Geoffrey Weinstein, special counsel in the Tax, Trusts & Estates Department of Cole Schotz, told FOX Business he receives direct calls about twice a week. Weinstein has offices in both Florida and New Jersey.
During this year’s tax season – as people were in the throes of figuring out how changes to the tax code were affecting them personally – Weinstein said he was receiving up to four calls per week from people who wanted information about changing their state of residence. Like Corrie, some of the calls Weinstein receives are from people with pass-through businesses in New Jersey and New York.
As previously reported by FOX Business, there could be another flood of frustrated taxpayers looking to flee higher-tax states as the extended tax deadline approaches this fall.
Additionally, the Treasury Department recently issued guidance disallowing a workaround high-tax states, like New York, were hoping to use in order to limit the impact of the $10,000 SALT cap on residents. That, too, could speed up moves.
The $10,000 cap is well below the average amounts claimed by individuals in states like New York, California and New Jersey. The average deduction claimed in California, for example, is $22,000, according to Kevin de Leon, a Democratic member of the California Senate.
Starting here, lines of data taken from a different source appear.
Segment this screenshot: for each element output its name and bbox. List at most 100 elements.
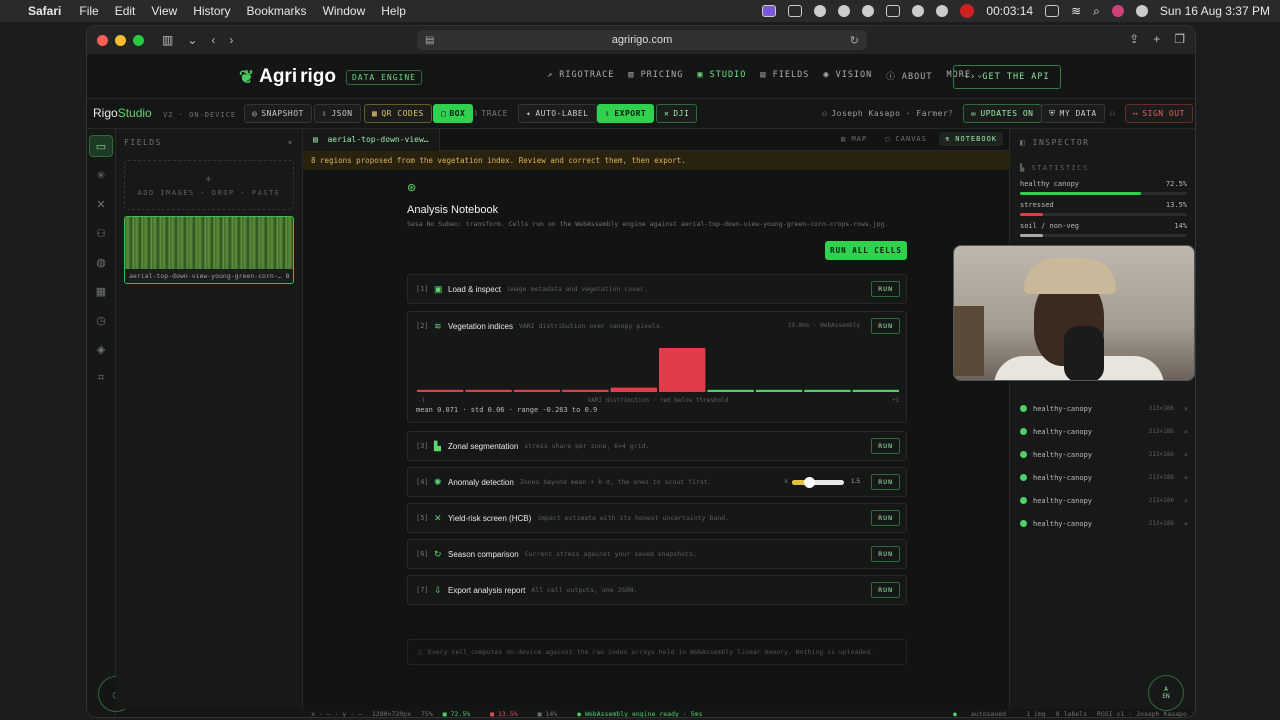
region-item[interactable]: healthy-canopy 213×186 ×	[1010, 489, 1195, 512]
close-icon[interactable]: ×	[1184, 451, 1188, 459]
compass-icon[interactable]: ◈	[89, 338, 113, 360]
run-button[interactable]: RUN	[871, 582, 900, 598]
profile-icon[interactable]: ⚇	[1103, 104, 1122, 123]
nav-studio[interactable]: ▣ STUDIO	[697, 70, 746, 82]
scan-icon[interactable]: ⌗	[89, 367, 113, 389]
region-item[interactable]: healthy-canopy 213×186 ×	[1010, 397, 1195, 420]
run-button[interactable]: RUN	[871, 546, 900, 562]
nav-vision[interactable]: ◉ VISION	[823, 70, 872, 82]
run-button[interactable]: RUN	[871, 438, 900, 454]
drone-icon[interactable]: ✕	[89, 193, 113, 215]
close-window-icon[interactable]	[97, 34, 108, 46]
region-item[interactable]: healthy-canopy 213×186 ×	[1010, 443, 1195, 466]
brand-logo[interactable]: ❦ Agri rigo DATA ENGINE	[239, 66, 422, 88]
trace-tool-button[interactable]: ⌇ TRACE	[467, 104, 515, 123]
add-images-dropzone[interactable]: + ADD IMAGES · DROP · PASTE	[124, 160, 294, 210]
k-slider-thumb[interactable]	[804, 477, 815, 488]
menu-view[interactable]: View	[151, 4, 177, 18]
monitor-icon[interactable]	[886, 5, 901, 17]
region-item[interactable]: healthy-canopy 213×186 ×	[1010, 512, 1195, 535]
menu-edit[interactable]: Edit	[115, 4, 136, 18]
run-all-cells-button[interactable]: RUN ALL CELLS	[825, 241, 907, 260]
pen-icon[interactable]	[912, 5, 925, 17]
updates-on-button[interactable]: ✉ UPDATES ON	[963, 104, 1042, 123]
menu-file[interactable]: File	[79, 4, 98, 18]
menu-bookmarks[interactable]: Bookmarks	[247, 4, 307, 18]
globe-icon[interactable]: ◍	[89, 251, 113, 273]
folder-icon[interactable]: ▭	[89, 135, 113, 157]
display-icon[interactable]	[788, 5, 803, 17]
page-settings-icon[interactable]: ▤	[425, 35, 434, 46]
qr-codes-button[interactable]: ▦ QR CODES	[364, 104, 432, 123]
my-data-button[interactable]: ⛨ MY DATA	[1041, 104, 1105, 123]
battery-icon[interactable]	[1045, 5, 1060, 17]
nav-pricing[interactable]: ▥ PRICING	[628, 70, 683, 82]
user-chip[interactable]: ⚇ Joseph Kasapo · Farmer	[815, 104, 955, 123]
webcam-overlay[interactable]	[953, 245, 1195, 381]
users-icon[interactable]: ⚇	[89, 222, 113, 244]
run-button[interactable]: RUN	[871, 510, 900, 526]
tab-canvas[interactable]: ▢ CANVAS	[879, 132, 933, 146]
tab-overview-icon[interactable]: ❐	[1174, 32, 1185, 46]
help-icon[interactable]: ?	[941, 104, 960, 123]
tab-map[interactable]: ▥ MAP	[835, 132, 873, 146]
status-dot-icon	[1020, 497, 1027, 504]
record-icon[interactable]	[960, 4, 975, 18]
share-icon[interactable]: ⇪	[1129, 32, 1139, 46]
sign-out-button[interactable]: ↦ SIGN OUT	[1125, 104, 1193, 123]
auto-label-button[interactable]: ✦ AUTO-LABEL	[518, 104, 597, 123]
close-icon[interactable]: ×	[1184, 405, 1188, 413]
history-icon[interactable]: ◷	[89, 309, 113, 331]
zoom-window-icon[interactable]	[133, 34, 144, 46]
pause-icon[interactable]	[936, 5, 949, 17]
run-button[interactable]: RUN	[871, 474, 900, 490]
screen-share-icon[interactable]	[762, 5, 777, 17]
close-icon[interactable]: ×	[288, 138, 294, 147]
search-icon[interactable]: ⌕	[1093, 4, 1100, 19]
forward-icon[interactable]: ›	[229, 33, 233, 47]
close-icon[interactable]: ×	[1184, 474, 1188, 482]
close-icon[interactable]: ×	[1184, 428, 1188, 436]
nav-fields[interactable]: ▤ FIELDS	[760, 70, 809, 82]
snapshot-button[interactable]: ◎ SNAPSHOT	[244, 104, 312, 123]
loader-icon[interactable]: ✳	[89, 164, 113, 186]
menu-help[interactable]: Help	[381, 4, 406, 18]
chevron-down-icon[interactable]: ⌄	[187, 33, 197, 47]
close-icon[interactable]: ×	[1184, 497, 1188, 505]
region-item[interactable]: healthy-canopy 213×186 ×	[1010, 420, 1195, 443]
wireless-icon[interactable]	[862, 5, 875, 17]
play-icon[interactable]	[838, 5, 851, 17]
json-button[interactable]: ⇩ JSON	[314, 104, 361, 123]
autosave-text: autosaved	[970, 710, 1007, 718]
region-size: 213×186	[1148, 474, 1174, 481]
menu-history[interactable]: History	[193, 4, 230, 18]
export-button[interactable]: ⇩ EXPORT	[597, 104, 655, 123]
region-item[interactable]: healthy-canopy 213×186 ×	[1010, 466, 1195, 489]
address-bar[interactable]: ▤ agririgo.com ↻	[417, 30, 867, 50]
field-image-thumbnail[interactable]: aerial-top-down-view-young-green-corn-… …	[124, 216, 294, 284]
moon-icon[interactable]	[814, 5, 827, 17]
tab-notebook[interactable]: ⚗ NOTEBOOK	[938, 132, 1003, 146]
document-tab[interactable]: ▤ aerial-top-down-view…	[303, 128, 440, 151]
run-button[interactable]: RUN	[871, 318, 900, 334]
language-button[interactable]: A EN	[1148, 675, 1184, 711]
k-slider[interactable]	[792, 477, 844, 488]
microphone-icon	[1064, 326, 1104, 380]
sidebar-toggle-icon[interactable]: ▥	[162, 33, 173, 47]
menu-window[interactable]: Window	[323, 4, 366, 18]
dji-button[interactable]: ✕ DJI	[656, 104, 698, 123]
close-icon[interactable]: ×	[1184, 520, 1188, 528]
wifi-icon[interactable]: ≋	[1071, 4, 1081, 18]
nav-rigotrace[interactable]: ↗ RIGOTRACE	[547, 70, 614, 82]
control-center-icon[interactable]	[1111, 5, 1124, 17]
new-tab-icon[interactable]: +	[1153, 32, 1160, 46]
layout-icon[interactable]: ▦	[89, 280, 113, 302]
run-button[interactable]: RUN	[871, 281, 900, 297]
back-icon[interactable]: ‹	[211, 33, 215, 47]
nav-about[interactable]: ⓘ ABOUT	[886, 70, 932, 82]
get-api-button[interactable]: ‹› GET THE API	[953, 65, 1061, 89]
reload-icon[interactable]: ↻	[850, 34, 859, 47]
user-icon[interactable]	[1135, 5, 1148, 17]
app-menu[interactable]: Safari	[28, 4, 61, 18]
minimize-window-icon[interactable]	[115, 34, 126, 46]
While Florida received more movers than any other state last year, according to data from the U.S. Census Bureau, New York's outflows to the Sunshine State were the highest – 63,772 people. New York had the third-largest outflows of any state, with 452,580 people moving out within the past year. California, another high-tax state, had the largest outflow of domestic residents – with the highest proportion of people headed to Texas, Arizona and Washington.